Война уже закончилась, наш полк под Веной так и продолжал базироваться. С этого аэродрома как раз и в Берлинской операции участвовали, а потом и в освобождении Праги.
Тоже тогда, эти чехи. Восстание подняли, не подготовленное как следует, а потом: «Братушки, помоги».
Нам их обращение по радио перед заданием зачитывали. Там же тоже, пока перекинули наши танковые соединения, авиацию сразу бросили на Прагу. Только перестали Берлин бомбить, задание - Праге помочь.
Наш полк как раз в числе первых туда начал летать. Тоже тогда, бомбить так, чтобы не разрушить сильно город. По строго определенным целям. Цели передавали эти восставшие, а такую точность можно только на «пешках» обеспечить. Наш корпус и был задействован. Но не все летчики, а как бы отбирали из числа лучших экипажей. Потом уже от чешского правительства награды вручали, не всем, кто там тогда участвовал, но многим. Меня тоже медалью их правительства «За храбрость» наградили и нашей еще «За освобождение Праги».

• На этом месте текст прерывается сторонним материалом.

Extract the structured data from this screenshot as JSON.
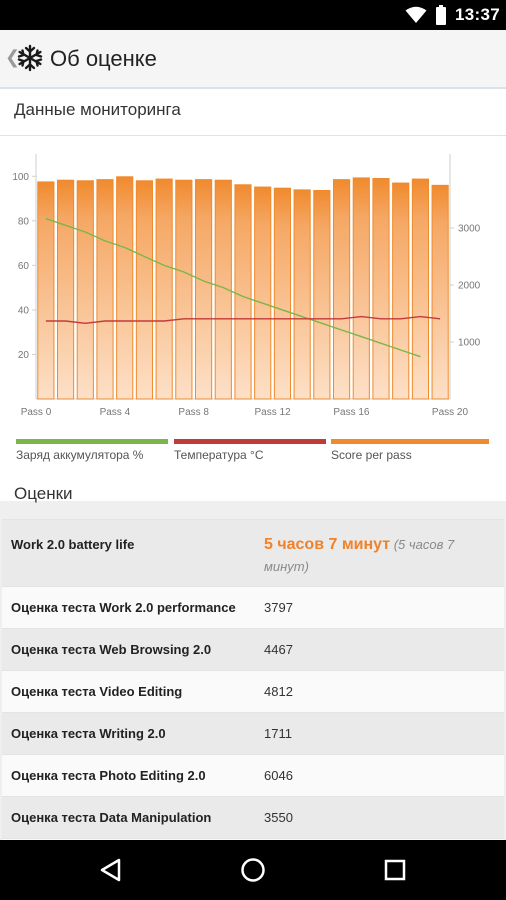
{
  "status_bar": {
    "time": "13:37",
    "icons": [
      "wifi-icon",
      "battery-icon"
    ]
  },
  "app_bar": {
    "title": "Об оценке",
    "icon": "snowflake-icon"
  },
  "monitoring": {
    "title": "Данные мониторинга",
    "legend": [
      {
        "label": "Заряд аккумулятора %",
        "color": "#7ab648"
      },
      {
        "label": "Температура °C",
        "color": "#c23b3b"
      },
      {
        "label": "Score per pass",
        "color": "#f08a2e"
      }
    ]
  },
  "chart_data": {
    "type": "bar",
    "categories": [
      "Pass 0",
      "Pass 1",
      "Pass 2",
      "Pass 3",
      "Pass 4",
      "Pass 5",
      "Pass 6",
      "Pass 7",
      "Pass 8",
      "Pass 9",
      "Pass 10",
      "Pass 11",
      "Pass 12",
      "Pass 13",
      "Pass 14",
      "Pass 15",
      "Pass 16",
      "Pass 17",
      "Pass 18",
      "Pass 19",
      "Pass 20"
    ],
    "x_tick_labels": [
      "Pass 0",
      "Pass 4",
      "Pass 8",
      "Pass 12",
      "Pass 16",
      "Pass 20"
    ],
    "y_left": {
      "ticks": [
        20,
        40,
        60,
        80,
        100
      ],
      "range": [
        0,
        110
      ]
    },
    "y_right": {
      "ticks": [
        1000,
        2000,
        3000
      ],
      "range": [
        0,
        4300
      ]
    },
    "series": [
      {
        "name": "Score per pass",
        "axis": "right",
        "type": "bar",
        "color": "#f08a2e",
        "values": [
          3810,
          3840,
          3830,
          3850,
          3900,
          3830,
          3860,
          3840,
          3850,
          3840,
          3760,
          3720,
          3700,
          3670,
          3660,
          3850,
          3880,
          3870,
          3790,
          3860,
          3750
        ]
      },
      {
        "name": "Заряд аккумулятора %",
        "axis": "left",
        "type": "line",
        "color": "#7ab648",
        "values": [
          81,
          78,
          75,
          71,
          68,
          64,
          60,
          57,
          53,
          50,
          46,
          43,
          40,
          37,
          34,
          31,
          28,
          25,
          22,
          19,
          null
        ]
      },
      {
        "name": "Температура °C",
        "axis": "left",
        "type": "line",
        "color": "#c23b3b",
        "values": [
          35,
          35,
          34,
          35,
          35,
          35,
          35,
          36,
          36,
          36,
          36,
          36,
          36,
          36,
          36,
          36,
          37,
          36,
          36,
          37,
          36
        ]
      }
    ],
    "grid": false,
    "legend": "bottom"
  },
  "scores": {
    "title": "Оценки",
    "battery": {
      "label": "Work 2.0 battery life",
      "value_main": "5 часов 7 минут",
      "value_sub": " (5 часов 7 минут)"
    },
    "rows": [
      {
        "label": "Оценка теста Work 2.0 performance",
        "value": "3797"
      },
      {
        "label": "Оценка теста Web Browsing 2.0",
        "value": "4467"
      },
      {
        "label": "Оценка теста Video Editing",
        "value": "4812"
      },
      {
        "label": "Оценка теста Writing 2.0",
        "value": "1711"
      },
      {
        "label": "Оценка теста Photo Editing 2.0",
        "value": "6046"
      },
      {
        "label": "Оценка теста Data Manipulation",
        "value": "3550"
      }
    ]
  },
  "nav": {
    "buttons": [
      "back-icon",
      "home-icon",
      "recents-icon"
    ]
  }
}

Когда война закончилась, награды уже легче раздавали. И звезд героев тогда понавешивали всем командирам - от полков и выше, у кого их не было. И все стали  вроде одинаковыми – героями.

***
А с этими поляками такая история получилась. Война уже закончилась. Начали собирать участников и технику на парад в Москве. Герои Советского Союза от разных соединений как участники. Еще отбирали, кавалеров орденов Славы. Я не попадал в эти списки участников. А нужно еще было самолеты для участия в этом параде в Москву перегнать.
Сначала из нашего полка звено полетело. На самолетах, которые поновее были. Их там еще готовили, подкрашивали. А какие-то такие погодные условия - тоже все: быстрее, быстрее, - что командир звена разбился, где-то в Карпатах в гору воткнулись. Почти всю войну прошел, а тут погиб.

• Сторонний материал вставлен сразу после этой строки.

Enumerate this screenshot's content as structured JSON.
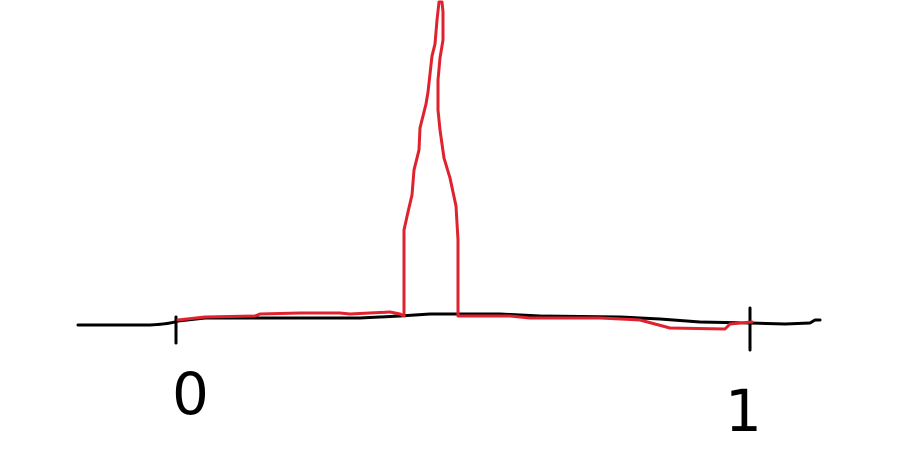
{
  "axis": {
    "labels": [
      "0",
      "1"
    ]
  }
}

В авиации это не редкость, разбивались и погибали не только во время войны. Это ж не гражданская авиация. Для военной авиации это как бы нормально считалось. Уже когда на Дальнем Востоке служил, как-то видел статистику – в среднем за неделю два самолета разбивалось.
Еще один, из этого же звена, тогда на вынужденную сел, но тоже где-то в горах так, что самолет сильно побил. Уже не починить. А тут же на парад. Хорошо, хоть живыми сами остались. Третий только до нужного промежуточного аэродрома долетел, но тоже не совсем удачно что-то. Дальше лететь не мог. А экипажи были опытные, летчики неплохие.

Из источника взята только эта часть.